Dean frenò l'Impala d'impatto sul ghiaietto, sfoggiando per la prima volta in tutta la serata un sorriso disteso. «Te l'avevo detto, Sammy. Il ragazzo dal papillon ha un tempismo impeccabile. Adesso vediamo come spiega questo nido di mostri al suo cacciavite luminoso.»

Sam scese dall'auto con un sospiro di sollievo, rifoderando la pistola a pallettoni. Dopo anni trascorsi a combattere l'Apocalisse, i demoni e i Leviatani, trovarsi di nuovo insieme a cacciare sulla strada era quasi una benedizione per i due fratelli. E ritrovare la solita cabina blu, dopo l'incredibile avventura vissuta insieme tempo prima a New York, sembrava il presagio di una serata finalmente facile.

«Magari evitiamo di farlo parlare per tre ore di fila di fisica quantistica», disse Sam, sistemandosi il giaccone scuro. «I Ghoul non aspettano. Dobbiamo ripulire il posto prima dell'alba.»

Per chiunque non conoscesse la caccia, i Ghoul non avevano nulla a che fare con i demoni o gli spiriti: erano creature necrofaghe in carne e ossa che si nutrivano esclusivamente di cadaveri umani. Mangiando i morti, ne assimilavano non solo i tessuti, ma anche l'aspetto fisico e i ricordi recenti, diventando capaci di mimetizzarsi alla perfezione tra i vivi. Un nido insediato sotto uno zuccherificio abbandonato significava che decine di tombe nei cimiteri vicini erano già state profanate.

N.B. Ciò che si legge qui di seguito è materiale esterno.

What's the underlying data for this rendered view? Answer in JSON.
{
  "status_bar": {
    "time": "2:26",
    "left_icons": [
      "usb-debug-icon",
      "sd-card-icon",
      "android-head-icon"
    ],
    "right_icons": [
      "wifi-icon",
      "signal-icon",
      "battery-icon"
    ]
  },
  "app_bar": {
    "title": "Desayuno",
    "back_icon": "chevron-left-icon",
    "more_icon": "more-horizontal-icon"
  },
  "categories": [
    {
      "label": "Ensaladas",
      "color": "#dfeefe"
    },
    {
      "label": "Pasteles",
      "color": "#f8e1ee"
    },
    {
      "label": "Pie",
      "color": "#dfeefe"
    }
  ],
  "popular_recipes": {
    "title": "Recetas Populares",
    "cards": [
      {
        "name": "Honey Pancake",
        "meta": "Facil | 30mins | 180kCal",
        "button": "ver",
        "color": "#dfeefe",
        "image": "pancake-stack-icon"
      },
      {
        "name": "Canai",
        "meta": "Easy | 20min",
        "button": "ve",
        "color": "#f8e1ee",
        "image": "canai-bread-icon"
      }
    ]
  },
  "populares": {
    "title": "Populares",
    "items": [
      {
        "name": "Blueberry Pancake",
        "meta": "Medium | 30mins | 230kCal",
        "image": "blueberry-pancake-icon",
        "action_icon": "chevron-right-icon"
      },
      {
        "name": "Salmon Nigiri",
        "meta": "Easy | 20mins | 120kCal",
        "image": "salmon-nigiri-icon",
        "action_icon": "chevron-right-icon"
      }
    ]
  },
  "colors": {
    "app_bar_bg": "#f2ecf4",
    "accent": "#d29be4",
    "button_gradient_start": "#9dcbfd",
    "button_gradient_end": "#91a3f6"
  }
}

I due fratelli si avviarono a passo sicuro verso la solita cabina blu del TARDIS, appena materializzata tra le travi. Dean stava già alzando la mano per dare le solite due nocchiate goliardiche sul legno.

Ma la porta si spalancò prima che potesse toccarla.

A varcare la soglia non fu il ragazzo alto, slanciato, con il ciuffo ribelle, la giacca di tweed e le bretelle colorate che avevano conosciuto durante l'incubo di New York.

Dalla penombra della nave uscì un uomo del tutto diverso. Indossava un pesante giubbotto di pelle nera vissuto, pantaloni scuri e un maglione da lavoro. Aveva i capelli rasati ai lati, le spalle larghe, la mascella squadrata ed emanava un'energia densa, rigida, pericolosa. Ma a gelare i due cacciatori furono gli occhi: due fessure d'un azzurro glaciale, prive di qualsiasi traccia di quell'allegria infantile o della frenetica curiosità del Dottore che avevano conosciuto. Quell'uomo trasudava l'odore acre della cenere e della morte.

Dean rimase con la mano bloccata a mezz'aria. Il sorriso gli si spense di colpo sulle labbra.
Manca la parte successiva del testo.